Archiv für den Monat: Februar 2014

Gefährliche Geschwätzigkeit

In Berlin wird aktuell um den ersten Platz in gefährlicher Geschwätzigkeit gekämpft. Die unfreiwilligen Anwärter auf diese zweifelhafte Auszeichnung tummeln sich aktuell in allen Regierungsparteien. Die “Spitzenpolitiker” dort weisen sich gerne gegenseitig den ersten Rang in dieser Disziplin zu. Mit Disziplin freilich hat die Berliner Brabbelei nichts gemein. Sie ist eher Ausdruck weitverbreiteter Wichtigtuerei,die die Bedeutung des Gesprächigen unterstreichen soll,aber meistens nur dessen beschränkten Horizont offenbart.

So wird ein ehemaliger Innenminister, der sich gegenüber leichtgläubigeren Mitmenschen gerne als Retter der Republik verkauft, durch seine vorlauten Hinweise an die SPD zur tragischen Figur und verdient sich den zweifelhaften Ehrentitel “Friedrich der Doofe”. Der sonst so selbstgefällig richtende Vorsitzende der SPD-Bundestagsfraktion Thomas Oppermann wird von den Parteifreunden Friedrichs zur Unterwerfungsgeste gezwungen und leistet öffentlich Abbitte für seine verbale Inkontinenz.

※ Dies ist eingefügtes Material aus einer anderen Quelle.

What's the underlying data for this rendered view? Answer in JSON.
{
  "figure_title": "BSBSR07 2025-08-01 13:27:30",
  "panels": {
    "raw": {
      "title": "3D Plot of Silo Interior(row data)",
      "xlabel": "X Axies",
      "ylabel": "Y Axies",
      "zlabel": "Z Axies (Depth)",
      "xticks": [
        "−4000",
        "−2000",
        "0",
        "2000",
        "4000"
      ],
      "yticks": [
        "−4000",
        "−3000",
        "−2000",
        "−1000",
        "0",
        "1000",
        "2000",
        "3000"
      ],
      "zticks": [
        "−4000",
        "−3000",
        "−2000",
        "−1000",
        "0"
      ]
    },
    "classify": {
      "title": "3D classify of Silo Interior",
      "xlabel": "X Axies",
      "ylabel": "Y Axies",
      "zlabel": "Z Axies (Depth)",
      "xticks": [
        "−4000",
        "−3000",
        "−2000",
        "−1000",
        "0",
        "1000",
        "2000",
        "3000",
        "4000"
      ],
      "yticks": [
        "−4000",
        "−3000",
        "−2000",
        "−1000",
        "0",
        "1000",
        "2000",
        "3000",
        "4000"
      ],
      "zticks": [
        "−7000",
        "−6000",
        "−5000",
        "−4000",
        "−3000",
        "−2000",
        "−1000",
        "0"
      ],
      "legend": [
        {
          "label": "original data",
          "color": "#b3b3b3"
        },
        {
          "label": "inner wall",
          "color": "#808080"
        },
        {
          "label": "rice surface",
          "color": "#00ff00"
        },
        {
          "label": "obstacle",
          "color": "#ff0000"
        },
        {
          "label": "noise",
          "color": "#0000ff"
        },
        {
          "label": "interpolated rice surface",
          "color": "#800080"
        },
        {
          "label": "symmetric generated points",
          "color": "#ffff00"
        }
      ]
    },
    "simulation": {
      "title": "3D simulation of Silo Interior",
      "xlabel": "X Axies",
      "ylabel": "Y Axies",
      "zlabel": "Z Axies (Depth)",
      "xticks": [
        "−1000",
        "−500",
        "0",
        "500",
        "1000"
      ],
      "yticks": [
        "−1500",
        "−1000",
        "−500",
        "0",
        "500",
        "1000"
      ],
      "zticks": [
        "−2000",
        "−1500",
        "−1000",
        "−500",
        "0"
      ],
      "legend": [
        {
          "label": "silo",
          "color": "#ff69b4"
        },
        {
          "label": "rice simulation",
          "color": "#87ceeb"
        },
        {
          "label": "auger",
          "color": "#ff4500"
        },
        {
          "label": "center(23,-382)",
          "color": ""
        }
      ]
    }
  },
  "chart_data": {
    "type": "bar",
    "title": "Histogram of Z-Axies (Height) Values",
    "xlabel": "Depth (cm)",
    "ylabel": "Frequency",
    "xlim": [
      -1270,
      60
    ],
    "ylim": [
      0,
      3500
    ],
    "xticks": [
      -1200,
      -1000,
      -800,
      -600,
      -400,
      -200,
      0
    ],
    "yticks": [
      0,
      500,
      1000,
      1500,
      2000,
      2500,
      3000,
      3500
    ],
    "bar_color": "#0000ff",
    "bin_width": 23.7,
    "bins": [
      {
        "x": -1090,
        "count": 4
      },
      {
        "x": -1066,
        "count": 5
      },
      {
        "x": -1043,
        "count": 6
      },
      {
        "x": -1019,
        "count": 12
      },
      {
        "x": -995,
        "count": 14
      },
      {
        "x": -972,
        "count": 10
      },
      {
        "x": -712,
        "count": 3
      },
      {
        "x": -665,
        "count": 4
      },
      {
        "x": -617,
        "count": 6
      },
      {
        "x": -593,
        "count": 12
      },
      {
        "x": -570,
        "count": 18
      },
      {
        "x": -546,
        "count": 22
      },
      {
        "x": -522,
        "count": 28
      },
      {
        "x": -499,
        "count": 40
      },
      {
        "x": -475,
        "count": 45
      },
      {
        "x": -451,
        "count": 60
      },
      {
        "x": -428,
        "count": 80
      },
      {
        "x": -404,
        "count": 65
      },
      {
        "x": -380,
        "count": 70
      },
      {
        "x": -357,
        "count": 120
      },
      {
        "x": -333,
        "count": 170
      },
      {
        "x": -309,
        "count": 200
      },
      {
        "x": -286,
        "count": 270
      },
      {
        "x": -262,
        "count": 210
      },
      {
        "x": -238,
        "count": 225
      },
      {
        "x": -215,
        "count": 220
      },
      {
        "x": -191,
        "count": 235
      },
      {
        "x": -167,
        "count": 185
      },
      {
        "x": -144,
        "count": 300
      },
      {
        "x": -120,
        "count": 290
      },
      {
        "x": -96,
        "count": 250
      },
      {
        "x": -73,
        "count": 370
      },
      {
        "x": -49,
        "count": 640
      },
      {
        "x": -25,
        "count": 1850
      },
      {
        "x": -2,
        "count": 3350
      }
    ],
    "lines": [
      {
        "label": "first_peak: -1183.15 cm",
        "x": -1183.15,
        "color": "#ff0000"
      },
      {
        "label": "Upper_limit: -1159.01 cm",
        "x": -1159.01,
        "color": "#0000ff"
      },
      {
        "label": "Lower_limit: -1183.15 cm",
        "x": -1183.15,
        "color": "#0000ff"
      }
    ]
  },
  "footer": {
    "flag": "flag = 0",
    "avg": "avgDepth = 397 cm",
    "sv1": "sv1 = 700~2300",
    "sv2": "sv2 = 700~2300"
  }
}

All das ist wieder einmal bestens geeignet, die Republik über Wochen in Atem zu halten und diejenigen zu beschäftigen, die davon leben, keinen Vorgang nicht noch vor seinem Ende zu beurteilen und das, worüber sich im Regierungsviertel mancher das Maul zerreißt, auch noch zu Zeitungspapier zu bringen und auf die Bildschirme zu bannen. Ich fasele, also bin ich, scheint die Maxime. Solange sich die politische Klasse mit der heißen Luft befasst, den sie selbst produziert, die manchen wegpustet, bleiben die entscheidenden Fragen vielfach auf der Strecke. Warum sich auch mit komplexen Zusammenhängen der Zukunft der sozialen Sicherungssysteme befassen, wenn die Sicherung der eigenen sozialen Zukunft die Medien auch beschäftigt und so wenig Erklärungsanstrengung benötigt? Jeden Tag passiert nicht mehr als in eine Zeitung geht, wusste schon Karl Valentin. Warum also nicht weiter ablenken und die wirklichen Probleme vergessen machen? Wenn die Republik keine anderen Probleme hat als die Frage, ob ein Spitzenpolitiker für 700,00 Oktoberfestspesen zu haben ist.(Was die Justiz in Niedersachsen unter Aufwendung eines Vielfachen dieser Summe nun verneint hat.)Oder ob der Skandal um einen SPD-Politiker wirklich die Staatskrise bedeutet hätte, wenn der nicht von – siehe oben – verhindert worden wäre (Was nur für CSU und SPD eine ausgemachte Sache war.), scheint die Welt in Deutschland in Ordnung.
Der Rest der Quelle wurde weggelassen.